Paediatric G6PD Deficiency
Lesson Objectives
By the end of this lesson, learners should be able to:
-
Describe the genetic basis of G6PD deficiency.
-
Recognize triggers of haemolysis in affected children.
-
Identify clinical features during haemolytic episodes.
-
Outline investigations for diagnosis and assessment of severity.
-
Describe supportive and pharmacological management strategies.
-
Advise on prevention and follow-up care.
Description
G6PD deficiency is an inherited X-linked recessive disorder. The enzyme G6PD protects red blood cells from oxidative damage.

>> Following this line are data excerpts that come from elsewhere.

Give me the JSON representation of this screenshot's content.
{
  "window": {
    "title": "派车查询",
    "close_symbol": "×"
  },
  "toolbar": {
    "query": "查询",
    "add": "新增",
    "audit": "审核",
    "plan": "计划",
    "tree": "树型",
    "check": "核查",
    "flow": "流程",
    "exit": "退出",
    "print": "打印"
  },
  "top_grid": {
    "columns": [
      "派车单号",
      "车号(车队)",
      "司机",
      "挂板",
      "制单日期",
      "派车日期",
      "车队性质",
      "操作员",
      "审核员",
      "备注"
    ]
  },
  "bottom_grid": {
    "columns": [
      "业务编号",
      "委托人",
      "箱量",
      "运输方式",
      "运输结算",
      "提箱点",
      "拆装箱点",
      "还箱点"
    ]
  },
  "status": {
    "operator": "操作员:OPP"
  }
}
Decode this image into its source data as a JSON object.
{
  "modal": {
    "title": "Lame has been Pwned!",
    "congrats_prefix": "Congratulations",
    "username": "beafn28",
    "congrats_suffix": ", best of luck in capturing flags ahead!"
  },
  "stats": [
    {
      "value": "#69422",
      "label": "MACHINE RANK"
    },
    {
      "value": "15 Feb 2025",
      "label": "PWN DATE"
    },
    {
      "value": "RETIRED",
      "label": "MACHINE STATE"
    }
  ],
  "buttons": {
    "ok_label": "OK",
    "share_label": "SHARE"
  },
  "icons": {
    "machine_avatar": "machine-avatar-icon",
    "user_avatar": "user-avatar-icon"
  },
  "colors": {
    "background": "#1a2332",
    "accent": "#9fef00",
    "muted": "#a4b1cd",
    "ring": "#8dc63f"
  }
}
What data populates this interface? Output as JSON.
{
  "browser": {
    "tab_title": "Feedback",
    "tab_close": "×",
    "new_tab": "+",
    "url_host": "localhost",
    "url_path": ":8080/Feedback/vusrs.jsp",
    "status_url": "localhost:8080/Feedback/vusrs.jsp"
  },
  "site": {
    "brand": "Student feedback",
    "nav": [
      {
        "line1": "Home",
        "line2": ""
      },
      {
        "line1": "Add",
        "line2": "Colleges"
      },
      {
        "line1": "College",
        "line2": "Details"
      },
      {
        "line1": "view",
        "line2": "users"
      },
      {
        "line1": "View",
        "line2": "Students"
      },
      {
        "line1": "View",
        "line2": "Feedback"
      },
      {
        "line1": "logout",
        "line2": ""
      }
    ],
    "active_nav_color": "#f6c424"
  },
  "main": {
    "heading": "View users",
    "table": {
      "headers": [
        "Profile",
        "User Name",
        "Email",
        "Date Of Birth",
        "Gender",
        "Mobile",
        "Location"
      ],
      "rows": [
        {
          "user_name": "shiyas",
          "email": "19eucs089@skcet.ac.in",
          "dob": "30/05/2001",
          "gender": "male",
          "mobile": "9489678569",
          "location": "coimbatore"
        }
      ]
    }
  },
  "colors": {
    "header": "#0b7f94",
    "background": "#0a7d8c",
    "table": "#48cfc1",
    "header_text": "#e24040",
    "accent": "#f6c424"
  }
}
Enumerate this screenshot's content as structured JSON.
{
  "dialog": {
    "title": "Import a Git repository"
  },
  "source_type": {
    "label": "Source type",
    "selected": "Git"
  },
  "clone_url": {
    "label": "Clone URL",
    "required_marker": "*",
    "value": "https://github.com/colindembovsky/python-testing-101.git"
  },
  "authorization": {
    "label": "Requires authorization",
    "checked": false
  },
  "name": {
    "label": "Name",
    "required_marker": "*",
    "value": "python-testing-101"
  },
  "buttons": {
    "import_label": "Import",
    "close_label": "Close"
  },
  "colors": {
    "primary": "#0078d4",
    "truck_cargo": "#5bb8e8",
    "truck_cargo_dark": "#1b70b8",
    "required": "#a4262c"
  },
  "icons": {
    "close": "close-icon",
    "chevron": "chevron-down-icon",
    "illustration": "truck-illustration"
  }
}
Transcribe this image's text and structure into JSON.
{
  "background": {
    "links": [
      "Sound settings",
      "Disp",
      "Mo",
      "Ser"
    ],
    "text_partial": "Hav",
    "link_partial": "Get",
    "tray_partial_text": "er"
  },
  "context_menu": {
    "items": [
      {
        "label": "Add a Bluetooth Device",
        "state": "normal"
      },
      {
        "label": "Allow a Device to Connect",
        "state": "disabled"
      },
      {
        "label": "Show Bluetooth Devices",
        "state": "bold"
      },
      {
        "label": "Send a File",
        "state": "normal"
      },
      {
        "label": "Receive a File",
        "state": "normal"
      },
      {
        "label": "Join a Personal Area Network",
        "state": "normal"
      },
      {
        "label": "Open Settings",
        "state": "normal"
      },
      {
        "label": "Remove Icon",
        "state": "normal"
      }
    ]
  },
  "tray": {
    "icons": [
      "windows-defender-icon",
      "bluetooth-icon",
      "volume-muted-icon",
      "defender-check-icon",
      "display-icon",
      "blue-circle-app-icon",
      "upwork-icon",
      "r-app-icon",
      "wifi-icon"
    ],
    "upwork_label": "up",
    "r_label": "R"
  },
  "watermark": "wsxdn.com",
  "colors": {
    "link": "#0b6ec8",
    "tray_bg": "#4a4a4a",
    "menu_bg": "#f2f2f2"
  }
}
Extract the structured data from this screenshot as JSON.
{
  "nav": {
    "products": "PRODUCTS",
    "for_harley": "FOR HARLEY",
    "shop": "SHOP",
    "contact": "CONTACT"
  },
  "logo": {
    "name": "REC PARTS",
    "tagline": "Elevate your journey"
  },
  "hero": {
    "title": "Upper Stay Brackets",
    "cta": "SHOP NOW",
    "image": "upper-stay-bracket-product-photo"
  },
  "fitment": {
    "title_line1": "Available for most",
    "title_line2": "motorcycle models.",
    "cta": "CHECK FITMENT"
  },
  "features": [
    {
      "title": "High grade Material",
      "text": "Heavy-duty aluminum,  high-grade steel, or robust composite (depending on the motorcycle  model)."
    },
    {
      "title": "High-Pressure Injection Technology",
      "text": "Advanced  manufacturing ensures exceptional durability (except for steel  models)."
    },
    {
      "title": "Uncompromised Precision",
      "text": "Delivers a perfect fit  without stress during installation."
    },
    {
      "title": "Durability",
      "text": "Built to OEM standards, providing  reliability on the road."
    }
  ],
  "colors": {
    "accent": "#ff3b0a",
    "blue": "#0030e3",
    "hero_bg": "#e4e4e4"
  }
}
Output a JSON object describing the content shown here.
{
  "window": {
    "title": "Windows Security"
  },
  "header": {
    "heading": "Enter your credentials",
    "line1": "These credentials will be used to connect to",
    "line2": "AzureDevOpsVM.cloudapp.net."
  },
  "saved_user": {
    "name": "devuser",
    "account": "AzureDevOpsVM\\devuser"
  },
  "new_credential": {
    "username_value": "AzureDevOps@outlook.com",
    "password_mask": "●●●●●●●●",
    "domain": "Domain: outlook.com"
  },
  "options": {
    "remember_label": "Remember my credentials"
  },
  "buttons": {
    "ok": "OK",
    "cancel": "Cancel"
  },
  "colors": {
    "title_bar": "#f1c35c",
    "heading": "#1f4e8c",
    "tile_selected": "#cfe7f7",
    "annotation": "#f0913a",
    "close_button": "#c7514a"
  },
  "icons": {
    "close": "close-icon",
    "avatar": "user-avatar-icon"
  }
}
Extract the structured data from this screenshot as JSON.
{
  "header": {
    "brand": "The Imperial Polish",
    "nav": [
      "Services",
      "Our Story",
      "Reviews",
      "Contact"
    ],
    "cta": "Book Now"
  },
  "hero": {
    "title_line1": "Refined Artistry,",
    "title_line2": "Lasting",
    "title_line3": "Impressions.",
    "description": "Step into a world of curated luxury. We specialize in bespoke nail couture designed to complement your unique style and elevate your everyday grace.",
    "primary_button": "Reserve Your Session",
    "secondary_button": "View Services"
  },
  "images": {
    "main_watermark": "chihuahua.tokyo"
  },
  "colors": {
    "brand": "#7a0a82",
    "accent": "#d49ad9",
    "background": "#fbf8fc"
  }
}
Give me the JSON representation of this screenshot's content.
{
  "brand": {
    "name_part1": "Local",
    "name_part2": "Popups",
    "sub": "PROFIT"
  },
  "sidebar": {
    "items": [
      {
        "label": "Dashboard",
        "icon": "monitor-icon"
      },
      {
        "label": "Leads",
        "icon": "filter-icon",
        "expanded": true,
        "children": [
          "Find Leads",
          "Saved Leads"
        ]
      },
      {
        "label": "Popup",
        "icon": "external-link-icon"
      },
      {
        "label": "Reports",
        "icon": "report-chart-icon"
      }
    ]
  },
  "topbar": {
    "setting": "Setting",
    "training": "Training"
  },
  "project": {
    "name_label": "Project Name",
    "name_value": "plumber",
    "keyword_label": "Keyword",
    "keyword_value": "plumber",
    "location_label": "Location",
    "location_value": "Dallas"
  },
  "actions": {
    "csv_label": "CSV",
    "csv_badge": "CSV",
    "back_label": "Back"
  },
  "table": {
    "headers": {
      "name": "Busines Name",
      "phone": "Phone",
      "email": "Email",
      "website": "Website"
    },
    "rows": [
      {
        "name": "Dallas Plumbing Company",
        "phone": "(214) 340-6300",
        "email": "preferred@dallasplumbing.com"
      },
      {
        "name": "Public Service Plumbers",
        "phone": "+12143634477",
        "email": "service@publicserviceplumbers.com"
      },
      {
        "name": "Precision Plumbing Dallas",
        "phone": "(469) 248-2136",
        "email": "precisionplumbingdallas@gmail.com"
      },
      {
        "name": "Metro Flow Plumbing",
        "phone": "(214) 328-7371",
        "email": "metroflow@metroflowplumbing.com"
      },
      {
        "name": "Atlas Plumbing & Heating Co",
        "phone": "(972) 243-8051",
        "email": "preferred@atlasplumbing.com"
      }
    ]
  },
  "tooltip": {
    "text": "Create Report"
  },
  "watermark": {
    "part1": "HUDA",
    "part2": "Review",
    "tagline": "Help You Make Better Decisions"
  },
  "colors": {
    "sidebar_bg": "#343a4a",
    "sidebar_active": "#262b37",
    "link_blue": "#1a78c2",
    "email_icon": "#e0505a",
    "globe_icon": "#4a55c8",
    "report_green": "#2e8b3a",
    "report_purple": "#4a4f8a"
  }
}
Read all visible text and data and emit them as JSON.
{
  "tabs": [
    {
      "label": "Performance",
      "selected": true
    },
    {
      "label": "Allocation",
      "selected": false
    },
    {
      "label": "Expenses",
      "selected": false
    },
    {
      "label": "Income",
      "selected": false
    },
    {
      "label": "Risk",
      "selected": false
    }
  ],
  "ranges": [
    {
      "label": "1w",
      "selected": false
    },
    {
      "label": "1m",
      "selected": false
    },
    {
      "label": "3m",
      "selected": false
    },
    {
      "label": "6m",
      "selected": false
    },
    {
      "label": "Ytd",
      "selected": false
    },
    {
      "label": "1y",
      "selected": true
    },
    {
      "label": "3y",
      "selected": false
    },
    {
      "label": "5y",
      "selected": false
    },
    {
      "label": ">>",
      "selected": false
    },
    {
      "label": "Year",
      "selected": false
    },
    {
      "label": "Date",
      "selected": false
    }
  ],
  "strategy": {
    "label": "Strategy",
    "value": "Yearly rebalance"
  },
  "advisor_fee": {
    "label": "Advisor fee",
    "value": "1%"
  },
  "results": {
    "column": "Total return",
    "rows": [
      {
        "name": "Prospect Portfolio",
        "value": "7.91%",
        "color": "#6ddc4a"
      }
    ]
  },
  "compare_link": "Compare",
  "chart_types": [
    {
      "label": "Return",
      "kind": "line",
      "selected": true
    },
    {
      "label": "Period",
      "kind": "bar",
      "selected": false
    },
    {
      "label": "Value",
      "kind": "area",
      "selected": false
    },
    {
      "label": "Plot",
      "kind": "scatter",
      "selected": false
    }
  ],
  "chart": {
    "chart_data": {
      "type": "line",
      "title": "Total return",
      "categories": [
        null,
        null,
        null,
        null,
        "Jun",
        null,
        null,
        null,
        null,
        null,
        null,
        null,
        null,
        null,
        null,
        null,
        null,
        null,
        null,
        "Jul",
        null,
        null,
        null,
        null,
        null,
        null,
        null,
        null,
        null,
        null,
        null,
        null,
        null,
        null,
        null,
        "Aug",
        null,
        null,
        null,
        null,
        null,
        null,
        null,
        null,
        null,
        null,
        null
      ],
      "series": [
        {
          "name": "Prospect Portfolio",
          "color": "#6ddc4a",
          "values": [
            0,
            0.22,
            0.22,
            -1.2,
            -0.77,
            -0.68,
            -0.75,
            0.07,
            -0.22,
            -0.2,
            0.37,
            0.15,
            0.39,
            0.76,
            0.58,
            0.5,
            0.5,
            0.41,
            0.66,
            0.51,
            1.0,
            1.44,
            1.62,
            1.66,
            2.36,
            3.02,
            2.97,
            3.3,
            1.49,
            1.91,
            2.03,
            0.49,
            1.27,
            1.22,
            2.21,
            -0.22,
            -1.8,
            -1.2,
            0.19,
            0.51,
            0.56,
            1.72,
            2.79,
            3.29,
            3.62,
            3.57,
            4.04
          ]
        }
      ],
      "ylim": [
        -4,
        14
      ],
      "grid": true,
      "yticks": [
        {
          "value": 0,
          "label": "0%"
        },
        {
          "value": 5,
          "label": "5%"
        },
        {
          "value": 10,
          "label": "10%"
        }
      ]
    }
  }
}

Deficiency usually remains asymptomatic but can lead to haemolysis when the child is exposed to oxidative stress from infections, certain drugs, or foods such as sulphonamides, chloroquine, proguanil, and fava beans.
Clinical Features
| Feature | Description |
|---|---|
| Pallor | Sudden onset during haemolytic episode |
| Jaundice | Yellowing of eyes and skin |
| Dark Urine | Cola-coloured urine due to haemoglobinuria |
| Other Signs | Fatigue, lethargy, tachycardia, or mild splenomegaly in some cases |
Investigations
| Investigation | Purpose / Findings |
|---|---|
| FBC and Reticulocyte Count | Anaemia, reticulocytosis |
| Peripheral Smear | Normocytic normochromic cells, spherocytes, bite cells, Heinz bodies |
| Ham’s Test | Positive in acute haemolysis |
| Serum LDH | Elevated due to red cell destruction |
| Serum Haptoglobin | Decreased indicating intravascular haemolysis |
| Serum Bilirubin | Elevated direct and indirect bilirubin |
| Urinalysis | Hematuria |
| G6PD Enzyme Activity Assay | Confirms deficiency |
Supportive Management
| Step | Action |
|---|---|
| Trigger Avoidance | Avoid oxidative drugs, certain foods, and infections |
| Hydration | Maintain adequate fluid intake to reduce risk of acute kidney injury |
| Monitoring | Monitor hemoglobin, vital signs, urine output, and overall clinical status |
| Blood Transfusion | Indicated in severe anaemia: 10 mL/kg packed RBCs over 8 hours |
Pharmacological Management
| Drug / Therapy | Dosage / Administration | Notes |
|---|---|---|
| Folic Acid | 5 mg orally once daily for 1 month | Supports erythropoiesis and recovery |
Summary
-
G6PD deficiency is X-linked and usually asymptomatic until triggered.
-
Triggers include certain infections, drugs, and foods.
-
Haemolysis presents with pallor, jaundice, and dark urine.
-
Investigations confirm anaemia and enzyme deficiency.
-
Management is primarily supportive: avoid triggers, maintain hydration, and transfuse when necessary.
-
Folic acid supplementation aids red blood cell recovery.